It is a good job there is no equivalent of Norman Tebbit's 'Cricket Test' in France. I would have failed it miserably tonight. I was delighted the English rugby team whopped the French and doubly delighted Jonny Wilkinson not only did his bit on the pitch but flummoxed a French TV interviewer at the end of the match. Having given a comment in English, Wilkinson was asked if he had anything to say in French. The interviewer clearly expected our national hero to go: "Um, err, no," but quelle surprise, he praised the Gallic side in what my husband described as "perfectly good French".
Norman Tebbit's mythical test was supposed to be one way of discovering whether immigrants or their descendants had abandoned support of their - or their parents' - country of origin and become truly English or British, whatever that meant. Had this happened they would, when asked by some market research organisation, profess their support for England in the World Cricket Series of test matches and not Pakistan or India or Sri Lanka or any of the other sides that usually win. As if.

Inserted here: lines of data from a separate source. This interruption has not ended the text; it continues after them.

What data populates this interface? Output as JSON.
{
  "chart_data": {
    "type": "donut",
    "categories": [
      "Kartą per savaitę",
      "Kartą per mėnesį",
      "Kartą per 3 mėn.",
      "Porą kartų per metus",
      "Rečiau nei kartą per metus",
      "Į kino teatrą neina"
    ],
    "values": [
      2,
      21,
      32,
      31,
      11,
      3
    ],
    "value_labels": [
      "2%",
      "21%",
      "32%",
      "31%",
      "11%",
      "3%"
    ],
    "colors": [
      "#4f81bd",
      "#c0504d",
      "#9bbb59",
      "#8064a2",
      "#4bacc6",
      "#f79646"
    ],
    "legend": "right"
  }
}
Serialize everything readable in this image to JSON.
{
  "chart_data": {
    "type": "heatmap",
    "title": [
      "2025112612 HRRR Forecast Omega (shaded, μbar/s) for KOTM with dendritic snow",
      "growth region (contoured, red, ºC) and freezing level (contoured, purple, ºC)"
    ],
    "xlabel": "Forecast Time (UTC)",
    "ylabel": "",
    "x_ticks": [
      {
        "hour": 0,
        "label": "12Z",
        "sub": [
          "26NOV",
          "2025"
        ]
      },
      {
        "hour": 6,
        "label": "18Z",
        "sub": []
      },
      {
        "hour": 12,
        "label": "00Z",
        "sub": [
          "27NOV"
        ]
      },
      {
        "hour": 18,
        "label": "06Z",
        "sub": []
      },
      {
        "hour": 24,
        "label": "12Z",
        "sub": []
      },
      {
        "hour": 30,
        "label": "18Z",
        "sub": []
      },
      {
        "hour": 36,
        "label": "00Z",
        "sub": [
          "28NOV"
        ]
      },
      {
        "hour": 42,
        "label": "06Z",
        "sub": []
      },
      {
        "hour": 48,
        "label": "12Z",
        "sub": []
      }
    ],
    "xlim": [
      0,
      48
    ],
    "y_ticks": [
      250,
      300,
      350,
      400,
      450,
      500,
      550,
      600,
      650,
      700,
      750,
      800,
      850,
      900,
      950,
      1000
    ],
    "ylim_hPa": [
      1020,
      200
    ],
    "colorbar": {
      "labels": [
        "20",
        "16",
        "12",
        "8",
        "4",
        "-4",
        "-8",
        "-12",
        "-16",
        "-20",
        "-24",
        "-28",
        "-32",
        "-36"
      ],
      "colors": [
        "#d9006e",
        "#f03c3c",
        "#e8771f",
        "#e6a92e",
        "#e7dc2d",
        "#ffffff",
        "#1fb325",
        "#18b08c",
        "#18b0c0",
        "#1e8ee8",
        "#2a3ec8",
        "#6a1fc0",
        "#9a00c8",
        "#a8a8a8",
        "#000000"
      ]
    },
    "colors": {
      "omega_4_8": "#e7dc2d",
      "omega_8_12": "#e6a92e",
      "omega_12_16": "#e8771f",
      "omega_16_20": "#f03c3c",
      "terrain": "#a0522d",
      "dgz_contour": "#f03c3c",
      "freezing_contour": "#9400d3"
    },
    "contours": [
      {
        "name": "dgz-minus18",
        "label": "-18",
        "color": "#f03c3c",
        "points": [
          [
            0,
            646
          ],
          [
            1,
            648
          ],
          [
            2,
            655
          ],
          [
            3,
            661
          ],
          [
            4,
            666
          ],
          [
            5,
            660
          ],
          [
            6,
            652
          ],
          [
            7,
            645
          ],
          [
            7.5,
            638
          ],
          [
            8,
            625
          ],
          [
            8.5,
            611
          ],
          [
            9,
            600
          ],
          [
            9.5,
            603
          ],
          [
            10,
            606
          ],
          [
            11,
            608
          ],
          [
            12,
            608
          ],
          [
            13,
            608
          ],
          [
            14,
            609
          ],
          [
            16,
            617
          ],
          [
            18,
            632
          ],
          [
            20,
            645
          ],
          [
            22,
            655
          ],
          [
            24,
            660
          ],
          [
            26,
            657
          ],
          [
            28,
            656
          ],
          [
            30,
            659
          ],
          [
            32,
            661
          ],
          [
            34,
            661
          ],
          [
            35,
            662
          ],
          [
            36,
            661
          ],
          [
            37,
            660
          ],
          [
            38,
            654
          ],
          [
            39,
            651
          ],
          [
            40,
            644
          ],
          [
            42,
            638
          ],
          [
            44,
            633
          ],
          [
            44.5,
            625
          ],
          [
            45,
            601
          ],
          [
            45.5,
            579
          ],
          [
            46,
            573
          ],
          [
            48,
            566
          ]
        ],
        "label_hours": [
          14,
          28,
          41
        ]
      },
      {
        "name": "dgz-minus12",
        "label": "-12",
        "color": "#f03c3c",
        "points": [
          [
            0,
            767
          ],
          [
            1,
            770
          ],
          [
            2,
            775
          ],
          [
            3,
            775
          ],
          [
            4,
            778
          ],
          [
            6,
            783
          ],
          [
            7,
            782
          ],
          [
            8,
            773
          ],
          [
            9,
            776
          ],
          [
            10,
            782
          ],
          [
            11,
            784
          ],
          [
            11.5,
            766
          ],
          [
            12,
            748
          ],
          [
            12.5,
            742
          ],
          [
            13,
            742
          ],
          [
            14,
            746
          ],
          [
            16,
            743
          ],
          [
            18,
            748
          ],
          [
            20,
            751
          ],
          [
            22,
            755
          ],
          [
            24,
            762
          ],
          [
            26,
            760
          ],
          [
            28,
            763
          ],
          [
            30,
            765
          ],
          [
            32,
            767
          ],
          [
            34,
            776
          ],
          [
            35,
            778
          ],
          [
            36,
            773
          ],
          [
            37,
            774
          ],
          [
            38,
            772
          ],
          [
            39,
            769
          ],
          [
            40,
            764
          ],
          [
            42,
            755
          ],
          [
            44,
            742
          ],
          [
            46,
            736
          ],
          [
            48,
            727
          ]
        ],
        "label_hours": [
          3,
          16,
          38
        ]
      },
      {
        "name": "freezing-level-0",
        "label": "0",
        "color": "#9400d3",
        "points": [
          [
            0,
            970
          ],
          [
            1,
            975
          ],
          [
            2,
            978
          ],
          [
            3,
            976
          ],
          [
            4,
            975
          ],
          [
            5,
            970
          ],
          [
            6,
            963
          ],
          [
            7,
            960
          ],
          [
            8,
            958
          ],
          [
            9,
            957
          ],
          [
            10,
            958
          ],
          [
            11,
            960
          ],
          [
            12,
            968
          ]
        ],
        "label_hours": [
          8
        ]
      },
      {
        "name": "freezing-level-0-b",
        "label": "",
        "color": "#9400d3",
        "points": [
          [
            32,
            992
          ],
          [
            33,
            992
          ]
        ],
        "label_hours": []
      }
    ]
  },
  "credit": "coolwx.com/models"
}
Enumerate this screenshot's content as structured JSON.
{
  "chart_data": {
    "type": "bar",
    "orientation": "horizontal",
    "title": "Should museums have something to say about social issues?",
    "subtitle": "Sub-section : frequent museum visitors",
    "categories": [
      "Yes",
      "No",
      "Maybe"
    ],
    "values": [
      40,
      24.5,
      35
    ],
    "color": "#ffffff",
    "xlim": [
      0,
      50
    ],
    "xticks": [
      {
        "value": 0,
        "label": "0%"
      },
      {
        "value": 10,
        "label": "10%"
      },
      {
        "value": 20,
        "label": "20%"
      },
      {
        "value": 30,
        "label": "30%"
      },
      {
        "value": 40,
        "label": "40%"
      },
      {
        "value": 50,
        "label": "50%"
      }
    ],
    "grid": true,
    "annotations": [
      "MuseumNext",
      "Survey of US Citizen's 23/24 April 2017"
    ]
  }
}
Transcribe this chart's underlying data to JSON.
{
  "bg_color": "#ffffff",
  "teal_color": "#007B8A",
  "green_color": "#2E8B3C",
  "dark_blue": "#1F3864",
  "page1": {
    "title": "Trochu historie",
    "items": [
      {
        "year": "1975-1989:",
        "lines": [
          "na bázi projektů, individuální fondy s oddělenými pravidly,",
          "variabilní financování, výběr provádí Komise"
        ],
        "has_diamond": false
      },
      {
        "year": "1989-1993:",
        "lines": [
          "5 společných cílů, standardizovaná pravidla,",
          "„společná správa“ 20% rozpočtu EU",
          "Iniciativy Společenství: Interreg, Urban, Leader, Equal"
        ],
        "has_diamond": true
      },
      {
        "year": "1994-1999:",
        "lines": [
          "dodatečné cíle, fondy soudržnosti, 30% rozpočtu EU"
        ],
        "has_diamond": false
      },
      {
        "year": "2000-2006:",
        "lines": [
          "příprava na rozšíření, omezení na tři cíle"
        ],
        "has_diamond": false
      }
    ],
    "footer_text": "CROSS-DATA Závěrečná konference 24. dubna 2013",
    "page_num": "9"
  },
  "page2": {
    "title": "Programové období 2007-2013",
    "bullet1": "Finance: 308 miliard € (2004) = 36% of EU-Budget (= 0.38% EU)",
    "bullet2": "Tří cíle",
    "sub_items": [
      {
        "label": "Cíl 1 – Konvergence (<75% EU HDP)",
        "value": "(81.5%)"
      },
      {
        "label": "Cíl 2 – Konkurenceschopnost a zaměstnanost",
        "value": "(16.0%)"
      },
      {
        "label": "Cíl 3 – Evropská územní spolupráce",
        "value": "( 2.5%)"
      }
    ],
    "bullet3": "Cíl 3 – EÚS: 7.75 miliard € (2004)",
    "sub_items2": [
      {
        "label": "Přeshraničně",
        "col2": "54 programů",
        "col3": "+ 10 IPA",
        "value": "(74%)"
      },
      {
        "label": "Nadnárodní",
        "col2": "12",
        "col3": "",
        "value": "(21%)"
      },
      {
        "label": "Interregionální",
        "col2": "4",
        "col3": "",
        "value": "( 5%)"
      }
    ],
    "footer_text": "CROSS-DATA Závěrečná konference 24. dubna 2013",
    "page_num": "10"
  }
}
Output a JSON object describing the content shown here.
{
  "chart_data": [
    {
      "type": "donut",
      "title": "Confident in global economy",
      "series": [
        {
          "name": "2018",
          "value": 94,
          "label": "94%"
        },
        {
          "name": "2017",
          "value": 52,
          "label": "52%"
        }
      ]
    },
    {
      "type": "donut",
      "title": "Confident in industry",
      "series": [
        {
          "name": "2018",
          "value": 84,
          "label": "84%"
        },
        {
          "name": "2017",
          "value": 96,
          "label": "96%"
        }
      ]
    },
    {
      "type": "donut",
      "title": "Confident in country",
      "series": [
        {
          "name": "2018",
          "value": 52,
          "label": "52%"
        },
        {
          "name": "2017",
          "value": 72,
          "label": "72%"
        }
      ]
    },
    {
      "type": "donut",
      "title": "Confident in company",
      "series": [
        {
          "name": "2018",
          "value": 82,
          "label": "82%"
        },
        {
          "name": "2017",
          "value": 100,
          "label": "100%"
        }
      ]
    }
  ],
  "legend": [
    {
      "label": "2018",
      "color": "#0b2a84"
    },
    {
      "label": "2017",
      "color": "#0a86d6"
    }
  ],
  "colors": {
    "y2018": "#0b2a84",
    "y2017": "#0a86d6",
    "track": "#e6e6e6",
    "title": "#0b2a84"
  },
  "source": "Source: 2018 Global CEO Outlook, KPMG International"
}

I do not know about them, but I always support England against France in any sport. I would do so if an English team pitched up for a game of boules against the local team that plays in the park around the corner from us. Years ago, I even put red, white and blue ribbons in my hair and ventured into a French bar to watch an England v France rugby match. We lost and I slunk away unnoticed. Afterwards I realised of course, red, white and blue are also the French team colours so I could have switched sides without anyone noticing.
In my defence, I do feel sorry for the French, and particularly the Frenchman, when France loses. I am writing this quietly and I did not gloat tonight. There are too many times when the Frenchman has behaved graciously when the situation is reversed; in other words, more often than not. There is no equivalent of the Cricket Test in France, but given the plethora of immigration laws being introduced at the moment, I expect there to be one any day. Then I will have to throw myself on the mercy of the Frenchman to not denounce me and have me deported back over the Channel. Besides, in a few hours time we will be woken by drunken English fans chanting, making an inhuman noise supposed to pass for singing and falling over each other in the street outside our flat. When this happens, as it always does whenever there is an England game at the Stade de France, I will not be feeling very patriotic.